Red Seas Under Red Skies
Bantam / Spectra: 2007
The Lies of Locke Lamora was quite possibly the most exciting novel of 2006. Scott Lynch introduced us to The Gentleman Batards, a small gang of thieves from the city of Camorr with big aspirations to crime. Led by Locke Lamora The Gentleman Bastards attempted daring and complex crime on the highest levels of society for exorbitant sums of money. The Lies of Locke Lamora was fast paced, clever, and exciting. It was a fantastic debut from Lynch, but it set a very high bar for Lynch to meet with his second novel Red Seas Under Red Skies.
Lynch opens Red Seas with an impossible prologue. Impossible because it should not have happened. Impossible because it was inconceivable, except that Scott Lynch conceived of it. Sharing it feels like a spoiler, but because it is the first thing we read, it can't be. Jean Tannen betrays Locke Lamora. Sells him out. And THIS is what we get when we begin Red Seas Under Red Skies. An Impossible Prologue.

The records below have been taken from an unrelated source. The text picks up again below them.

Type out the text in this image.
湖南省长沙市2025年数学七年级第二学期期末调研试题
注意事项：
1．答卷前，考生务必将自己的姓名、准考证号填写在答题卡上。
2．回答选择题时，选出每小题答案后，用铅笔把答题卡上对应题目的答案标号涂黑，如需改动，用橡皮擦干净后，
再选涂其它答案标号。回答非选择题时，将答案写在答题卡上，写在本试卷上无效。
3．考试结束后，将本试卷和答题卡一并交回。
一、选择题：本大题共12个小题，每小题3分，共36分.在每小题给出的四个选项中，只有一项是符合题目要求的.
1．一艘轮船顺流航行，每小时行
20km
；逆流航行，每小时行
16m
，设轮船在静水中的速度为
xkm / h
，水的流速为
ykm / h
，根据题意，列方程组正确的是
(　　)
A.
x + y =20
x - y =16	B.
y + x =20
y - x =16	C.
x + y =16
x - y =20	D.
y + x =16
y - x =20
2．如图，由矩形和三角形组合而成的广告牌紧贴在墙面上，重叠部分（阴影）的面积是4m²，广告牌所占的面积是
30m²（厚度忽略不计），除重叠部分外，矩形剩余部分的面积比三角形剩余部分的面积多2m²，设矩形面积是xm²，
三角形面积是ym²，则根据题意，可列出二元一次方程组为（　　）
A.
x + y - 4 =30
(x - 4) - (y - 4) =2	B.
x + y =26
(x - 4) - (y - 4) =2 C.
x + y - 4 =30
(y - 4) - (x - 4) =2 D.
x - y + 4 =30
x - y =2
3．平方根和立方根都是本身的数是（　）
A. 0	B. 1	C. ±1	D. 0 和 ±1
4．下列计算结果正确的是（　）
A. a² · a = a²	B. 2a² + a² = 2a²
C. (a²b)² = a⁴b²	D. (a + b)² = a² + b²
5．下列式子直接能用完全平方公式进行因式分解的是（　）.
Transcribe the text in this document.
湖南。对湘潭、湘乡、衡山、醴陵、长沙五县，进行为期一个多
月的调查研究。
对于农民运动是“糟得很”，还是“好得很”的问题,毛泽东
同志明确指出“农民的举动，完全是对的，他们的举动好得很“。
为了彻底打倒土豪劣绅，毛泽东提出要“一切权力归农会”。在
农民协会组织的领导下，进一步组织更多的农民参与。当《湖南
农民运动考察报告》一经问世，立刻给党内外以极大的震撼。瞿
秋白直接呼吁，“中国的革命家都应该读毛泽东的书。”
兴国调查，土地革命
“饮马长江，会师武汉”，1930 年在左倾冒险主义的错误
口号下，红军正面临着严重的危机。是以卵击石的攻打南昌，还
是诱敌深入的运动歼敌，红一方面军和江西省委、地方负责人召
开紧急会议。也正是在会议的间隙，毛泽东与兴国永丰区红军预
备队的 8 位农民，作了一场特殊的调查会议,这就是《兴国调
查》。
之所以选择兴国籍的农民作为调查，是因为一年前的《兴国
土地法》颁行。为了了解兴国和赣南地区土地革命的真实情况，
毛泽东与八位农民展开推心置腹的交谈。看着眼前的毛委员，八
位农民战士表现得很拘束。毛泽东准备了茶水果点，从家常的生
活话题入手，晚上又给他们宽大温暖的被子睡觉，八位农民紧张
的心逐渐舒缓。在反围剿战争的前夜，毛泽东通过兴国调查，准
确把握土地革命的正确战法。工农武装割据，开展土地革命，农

After the prologue, when the novel begins, we have no idea when exactly the betrayal happened. It lingers over the entire novel and we wonder when it will occur, and how, and damn it all, why?!
Lynch once again tells two stories: The "present day" and "reminiscence" chapters which brings the reader up to speed as to what happened in the two years after Lies and before Red Seas. Unlike what Lynch did in Lies, he only alternates for the first half of the book leaving the second half for straight storytelling.
Once again Locke and Jean, the surviving Gentleman Bastards from Lies, are working towards an impossibly big score. They seek to rob the Sinspire, an impenetrable gambling house. Cheating at the Sinspire means death. Robbing the Sinspire, well, that just might be worse than death. If this was the only problem Locke and Jean faced we might still have a good novel. But Scott Lynch mixes in pirates, the Bondsmagi, poison, betrayal, battles, fights, deception, and the leadership of Tal Verrar playing Locke and Jean in a game they cannot possibly hope to win.
In short, Scott Lynch packs as much into Red Seas Under Red Skies as he possibly can and still tell a coherent story.
Amazingly enough Red Seas does not get weighed down under a pile of staggering detail. It should, and the occasional digressions Lynch takes to just plop down several paragraphs of description and location should bring Red Seas to screeching halt, and yet it does not. Even with everything Scott Lynch packs into this novel he still tells a rollicking story that moves at a blistering pace while not skimping on description and character or plot. Red Seas has it all.
I had seen criticism that Red Seas could not possibly live up to the hype and excellence of The Lies of Locke Lamora. It is often difficult for a second novel to truly live up to the promise of the first because the first novel had that sense of discovery, but we know the characters and the setting in Book 2. The criticism I have seen mentions that Red Seas was something of a let down from Lies, but still better than most of what has been published this year.
I'll disagree. In no way is Red Seas Under Red Skies a let down from The Lies of Locke Lamora. Scott Lynch is just getting better here, he has improved on Lies, found a way to use the same structure in the first book but make it feel fresh and not be a slave that that same structure. He is possibly far to clever for his own good, but that's what makes The Gentleman Bastards so damn exciting. Reading this novel is pure pleasure. Somehow Red Seas is MORE exciting than the first book, and the new situations Locke finds himself getting into while trying to scheme his way through impossible situations...well, that's just what makes this so much fun.
Highly recommended, but read the first book first.